Since bitcoin halving is a major event, it has a significant impact on the various parties involved in the bitcoin network.
As a result of a decrease in supply and an increase in demand, cryptocurrency prices generally increase, which is good news for investors. Thus, trading activity on the bitcoin blockchain is increasing.
However, as far as miners are concerned, fewer rewards may make it harder for individual miners or small mining organisations to survive in the bitcoin ecosystem, as it is difficult for them to compete with large mining organisations. According to research, bitcoin's mining capacity is countercyclical to its price. When the price of a cryptocurrency increases, the number of miners in its ecosystem decreases, and vice versa. A bitcoin halving event is characterised by an increase in price, but on the other hand, it can also increase the likelihood of an attack on the bitcoin network as many miners move out of its network, reducing its security.
At the end of August 2022, there were approximately 19.1 million bitcoins in circulation, leaving only approximately 1.9 million bitcoins to be released through mining rewards.
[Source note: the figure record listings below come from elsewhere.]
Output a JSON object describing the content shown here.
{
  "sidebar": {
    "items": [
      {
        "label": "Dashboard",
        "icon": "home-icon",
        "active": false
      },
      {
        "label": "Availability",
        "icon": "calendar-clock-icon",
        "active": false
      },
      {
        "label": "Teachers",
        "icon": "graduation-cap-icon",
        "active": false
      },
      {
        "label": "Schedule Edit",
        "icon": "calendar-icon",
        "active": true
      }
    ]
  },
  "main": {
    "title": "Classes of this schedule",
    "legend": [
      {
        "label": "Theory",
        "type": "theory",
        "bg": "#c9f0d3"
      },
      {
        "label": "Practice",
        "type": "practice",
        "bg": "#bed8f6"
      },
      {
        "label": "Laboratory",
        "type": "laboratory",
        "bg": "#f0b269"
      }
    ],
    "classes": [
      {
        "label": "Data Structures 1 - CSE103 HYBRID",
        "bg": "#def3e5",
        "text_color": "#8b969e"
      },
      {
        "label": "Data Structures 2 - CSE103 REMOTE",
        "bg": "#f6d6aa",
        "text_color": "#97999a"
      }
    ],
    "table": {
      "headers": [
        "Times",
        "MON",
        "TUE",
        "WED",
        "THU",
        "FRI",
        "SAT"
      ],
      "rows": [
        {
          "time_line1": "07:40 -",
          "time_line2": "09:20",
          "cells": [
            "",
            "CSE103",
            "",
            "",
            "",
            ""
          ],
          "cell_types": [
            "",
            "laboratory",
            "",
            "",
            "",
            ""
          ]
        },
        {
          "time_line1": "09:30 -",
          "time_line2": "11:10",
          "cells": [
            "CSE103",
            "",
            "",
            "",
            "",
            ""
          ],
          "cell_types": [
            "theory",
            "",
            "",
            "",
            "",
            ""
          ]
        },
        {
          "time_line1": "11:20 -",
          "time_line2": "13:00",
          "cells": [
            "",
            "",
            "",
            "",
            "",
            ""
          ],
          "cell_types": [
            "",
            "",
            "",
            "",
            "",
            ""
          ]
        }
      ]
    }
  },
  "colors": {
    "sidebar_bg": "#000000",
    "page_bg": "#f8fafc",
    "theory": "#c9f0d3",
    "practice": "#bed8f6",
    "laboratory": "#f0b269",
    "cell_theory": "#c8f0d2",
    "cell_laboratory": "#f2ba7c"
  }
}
Of that number, more than 3.7 million of all bitcoins have already been irretrievably lost, according to a study by Chainalysis. So what can we expect in 2140? Will miners still have an incentive to verify transactions without mining any bitcoin?
Bitcoin creator Satoshi Nakamoto predicted that in that period, and long before, miners would be motivated not only by newly mined bitcoins, but also by the fees they would charge for verifying transactions. This "motivation" was already hinted at in 2017 and the associated huge rise in the price of bitcoin. The network was so overloaded that transactions were queued for hours because miners could not verify them. This caused transaction fees to soar as miners favoured those with higher set "fees". At that time, the average fees per transaction were as high as $54.
So yes, when all the bitcoins are mined, it is assumed that the bitcoin network will continue to operate as before.
The last bitcoin halving occurred on May 11, 2020. The next halving will occur on this date in 2024. From the previous reward of 6.25 BTC per block mined (once every 10 minutes on average), the reward for a successful miner who managed to solve a complicated mathematical problem will drop to 3.125 BTC. This reward will be valid for the next four years until the reward is halved again. Over time, the impact of each halving will diminish as the reward per block approaches zero.